A Trump Intervention Won't Work

Former Speaker of the House Newt Gingrich greets U.S. Republican presidential candidate Donald Trump at a rally at the Sharon
Former Speaker of the House Newt Gingrich greets U.S. Republican presidential candidate Donald Trump at a rally at the Sharonville Convention Center in Cincinnati, Ohio July 6, 2016. REUTERS/Aaron P. Bernstein

In a period of a few days when Donald Trump continued to attack the family of a fallen American soldier, Trump and his supporters groundlessly stoked fear that the election will be stolen from him, Clint Eastwood reappeared on the national political stage for the first time since he debated a chair to offer a bitter and grumpy defense of the GOP nominee as well as of his own racism, it is easy to overlook what might be the strangest Trump story of the week. It seems that Republican leaders are so concerned about Trump's unhinged behavior and inability to exercise any political prudence whatsoever, that they are urging for a political intervention led by none other than Newt Gingrich and Rudolph Giuliani.

Asking Gingrich and Giuliani to intervene to make Trump a more measured and calm candidate is a little bit, actually a lot, like inviting the crack dealer on the corner over to help with an intervention for your drug addicted friend. Giuliani demonstrated in Cleveland last month that he is no longer America's mayor but shares Trump's apocalyptic view of America and less than even temperament. Gingrich who appears to be turning against the man whose ticket he once hoped to join was never known as a calming influence on anybody or anything.

The choice of Gingrich and Giuliani is astounding because they are uniquely temperamentally unfit for this task, but it also speaks to the extreme weakness of the current GOP leadership's relationship with their party's nominee for president. Gingrich and Giuliani are not exactly players in national politics or today's Republican Party. Neither has won an election since the mid-1990s. The last time either of them won election, Barack Obama was an obscure state senator and the U.S. was just beginning to wake up to the threat posed by Y2K. Both of them have made unsuccessful bids for president in the intervening years, but neither were able to use those campaigns to springboard themselves back to relevance.
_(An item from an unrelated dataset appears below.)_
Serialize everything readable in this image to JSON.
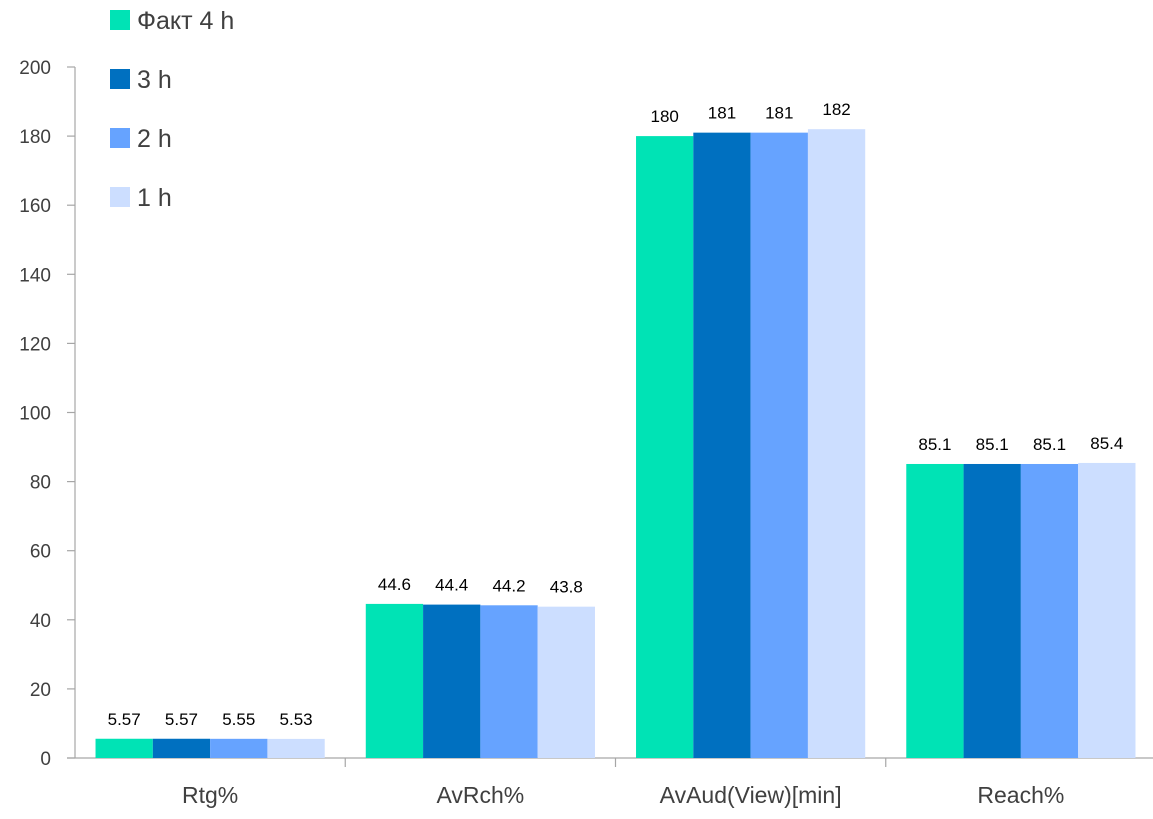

For the GOP to turn the task of trying to get Donald Trump to behave more reasonably and run a more effective campaign over to two people with as little influence inside the Republican Party as Gingrich and Giuliani is to concede the failure of the intervention before it has begun. This is one reason why it probably won't happen anyway. Gingrich and Giuliani are not going to try to intervene to make their party's nominee change his behavior; and if they did, they would fail. Additionally, despite some of the rumors floating around during the last 48 hours or so, Trump is not going to drop out of the race.

Talk of an intervention or rumors of Trump dropping out will do little to change Trump or damage his campaign. However, the increasing number of Republican politicians, just in the last week or so, who have stated their intention to vote for Hillary Clinton will. People like Meg Whitman and Richard Armitrage send a clear message with their endorsement of a Democrat, that Trump's temperament disqualifies him for the presidency and that conservatives can survive a Clinton presidency. Those messages will resonate with the more educated white voters that Trump still needs in order to consolidate his white voter base. More importantly, if the news is filled with stories of Republicans who are supporting Clinton, Trump's numbers will continue to decline thus creating an easy environment for more Republicans to abandon their erratic and not particularly conservative candidate.

Trump is not the first nominee about whom some party leaders are disgruntled. Generally speaking there are three main reasons why party activists and leaders can become dissatisfied with their party's nominee: the candidate is insufficiently progressive or conservative depending on the party, concerns about the candidate's competence or ability to function well as President or the perception that the candidate is unelectable. Many Republicans have long held the first two opinions of Trump and recent polls suggest that he is now unlikely to win as well.

Trump has proven a resilient candidate, deftly able to move voters' attention away from stories that are bad for his campaign, albeit usually by creating another bad story, so he should not be counted out. However, his campaign may be entering a downward cycle from which it will be very difficult to extricate itself. As the incentive for Republicans to abandon Trump, is higher than ever continues to grow, this dynamic will only get worse for Trump. RNC Chair Reince Priebus knows this, and probably also knows that he is stuck with Trump as his party's nominee. Therefore he has to turn to such unlikely suspects as Gingrich and Giuliani to try to talk some sense to Trump because anybody with a future in the GOP, or who simply wants to get elected in the fall, is trying to distance themselves from their party's nominee.